I called Josh back. He came with some books and a bag of candy and sat in a chair just beside me to wait. He told me to block the doorways, so I stuffed mats under the bedroom and front doors. We waited. Soon the enemy reappeared. We went through the same routine once – he saw me and ran back. But the second time, Josh and I didn’t move. Josh didn’t even turn his head to look. The mouse came all the way out into the living room and ran for the door. He paced and scratched and stood on his hind legs when he found he couldn’t squeeze out under it, and while he scrambled to escape, Josh made his move. He ran to the bathroom door and stuffed a towel under it while the mouse took cover under the fridge again. We gathered our weapons; I had a hiking boot this time. When the mouse broke from his last shelter, he missed the slap of Josh’s boot by just a hair, and when he ran for his old place under the shower, he scrambled all over the wadded-up towel before he finallhy met his end on a final, hopeless run for the front door. Josh struck his target right beside the pair of shoes I had left on the floor. Hallelujah! Thank you for victory! Please, may this mouse have been an orphan.

15 minutes later…

I did think that mouse was a darker color than one I’d seen before.

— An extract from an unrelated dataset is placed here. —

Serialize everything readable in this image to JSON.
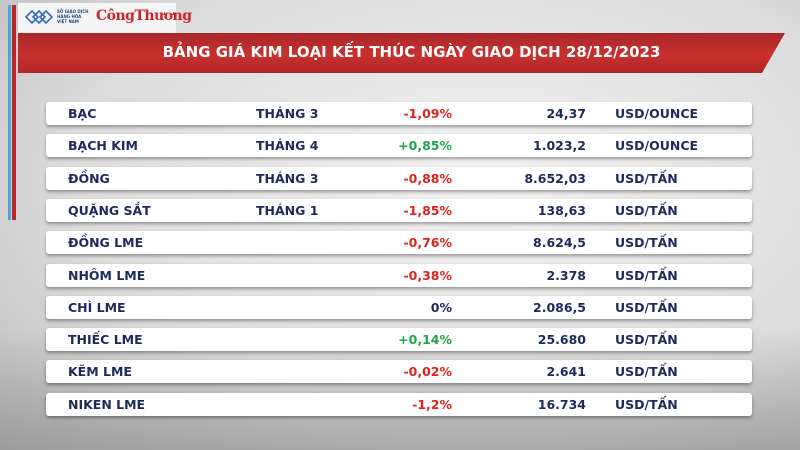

I sat back on the couch after Josh left, light and happy. I was thinking and smiling that two weeks’ worth of mouse sightings were over, until I heard a scratching sound and looked up to see a light gray mouse standing on its hind legs and scrambling to get out of the door that was still blocked by the mat.


Fortunately, that was the last mouse I saw. I heard that evening that I could move to my new room in Peter Hall, and packed and moved the next day. I haven't seen any Mickeys or Minnies so far in the new room.

Wednesday, October 28, 2009

Xi'An

The first week of October, during the Republic's 60th anniversary celebration, I went with other teachers to the city of Xi'An, where the Terra Cotta warriors were discovered. The city's tourist draw has caused a western flare -- even a Starbucks, Dairy Queen, and Subway. It was a nice reminder of home.






Above: riding bikes on the Xi'An city wall

We played ping pong in the park, where retired people hang out and exercise.